The Big Fat Scare

Victoria Larson, N.D.

Many have tried every single low-fat food and drink available to no avail. From planned meals to low-cal cocktails, nothing really worked, right? Well, you’ve been sold a bill of goods, about a billion dollars’ worth of foods that clearly don’t lead to healthy weight management, or a healthy heart for that matter. Diabetes, heart disease, and obesity continue to rise. What’s wrong with this picture?

To this day the American Heart Association, in good faith I’m sure, advocates avoiding butter, cream, eggs, and whole milk as the way to avoid heart attacks. Instead you’ve been told to eat and drink chicken without the skin, egg whites (but no yolks), margarine, skim milk, and low-fat salad dressings made with questionable vegetable oils. If you followed this advice you are probably the first to say “ugh” in addition to not losing any weight or, maybe, not avoiding a heart attack. Why is this?
We tend to believe advertising. What we need to know is this: our human bodies are made of protein. These proteins are composed of amino acids, of which several are considered “essential.” That means they must be consumed in the diet because they cannot be manufactured by our bodies. And our bodies don’t function well without these essential amino acids. Proteins are needed for all enzymatic processes that happen in daily life—like digestion, energy, and heart function! The following is a list of several amino acids that must come from foods and which foods they come from.
Histidine comes from dairy, eggs, meat, poultry; Isoleucine from the same sources as above; Leucine from dairy, meat, poultry, and wheat germ; Lysine from dairy, eggs, fish, meat, poultry; Methionine: dairy, eggs, nuts, seeds; Phenylalanine: dairy, eggs, meat, wheat germ; Threonine: beans, dairy, eggs, meat; Tryptophan: dairy, meat, nuts, poultry (especially turkey),; and finally, Valine from dairy, eggs, meat, poultry, and wheat germ. Well, you get the idea…

Vegetables and fruits are wonderful for providing vitamins and minerals but other sources of protein are important to keep us healthy.

But wait! Those amino acid, protein building blocks are the very foods you’ve been told for the last few decades to avoid! Meanwhile diabetes, heart disease, and obesity have continued to skyrocket. What’s going on here?

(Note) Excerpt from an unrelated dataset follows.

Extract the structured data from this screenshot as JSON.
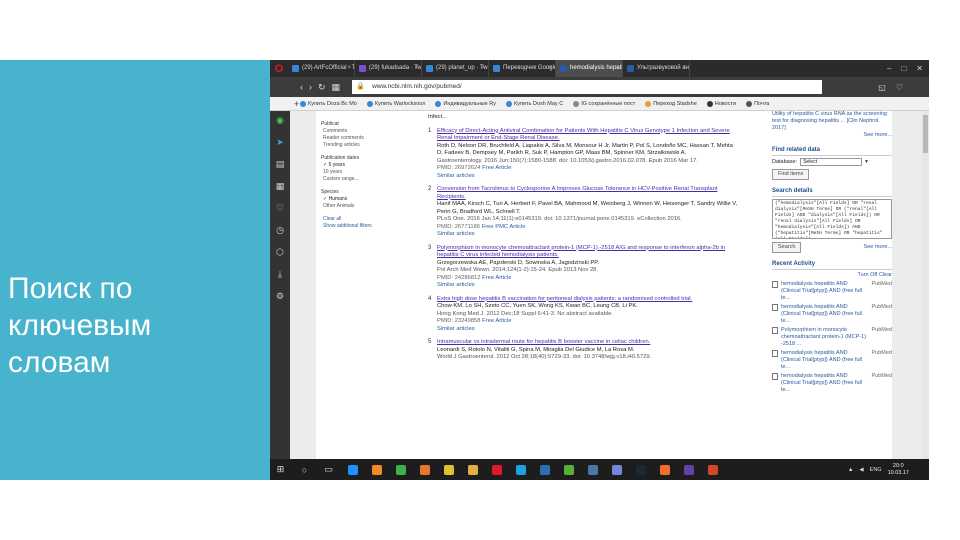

We’ve been advertised to near death. Sold a bill of goods. Crisco, fake eggs, margarine, and vegetable oils were ‘sold’ to us, via advertising, for heart health and weight loss. These things were touted as being better for you than real food!

Yet for thousands of years before advertising, humans have been consuming a traditional diet of dairy, eggs, meat, and poultry. And I mentioned wheat germ in my last column. These are the foods that bring us amino acids, the building blocks of proteins, and the good fats. The foods that don’t make you fat (unless over-consumed) but have an important role in keeping you healthy with a managed weight.

If you still believe that fats raise your cholesterol, you’re partially right. Bad fats, and simple carbs, do raise blood sugar, cholesterol, and triglycerides in your blood. The “bad fats” are things like hydrogenated fats found in baked goods crackers and chips, any of the myriad of manipulated, colored, manufactured, and preservatized foodstuffs that advertisers push you to consider to be healthy food! But they’re not.

The good fats don’t make you fat or raise your cholesterol. Avocadoes, nuts oils, olive oil, sesame oil, and even butter, are not only real foods, they are foods, fats if you will, that are good for you! Most cholesterol is manufactured by your body and recycled. Surprised? That must mean that your body needs cholesterol. And that, in fact, is true. But why do we need cholesterol?

You have trillions of cells in your body and each and every cell has a membrane composed of lipids. Lipids are fats. Good fats keep those cell membranes fluid and “squishy” so they can move around your body and do their “chores.” The chores of a cell include taking in nutrients, building enzymes for metabolic processes, and releasing waste materials. If those cell membranes are composed of trans fats (from the above mentioned sources) the cells become stiff and unable to function properly, leading to illnesses and the inevitable endpoint.
The bottom line – get the trans fats out of your diet, put the good fats back in. Stop stressing about cholesterol, your body’s going to make it anyway and you need it for cellular health. Eat real food not fake food.

Don’t be cajoled or scared by advertising. Use your brain and think it through. Your brain by the way is composed of 40% fat so that should convince you of the need for good fats. But more on that another time.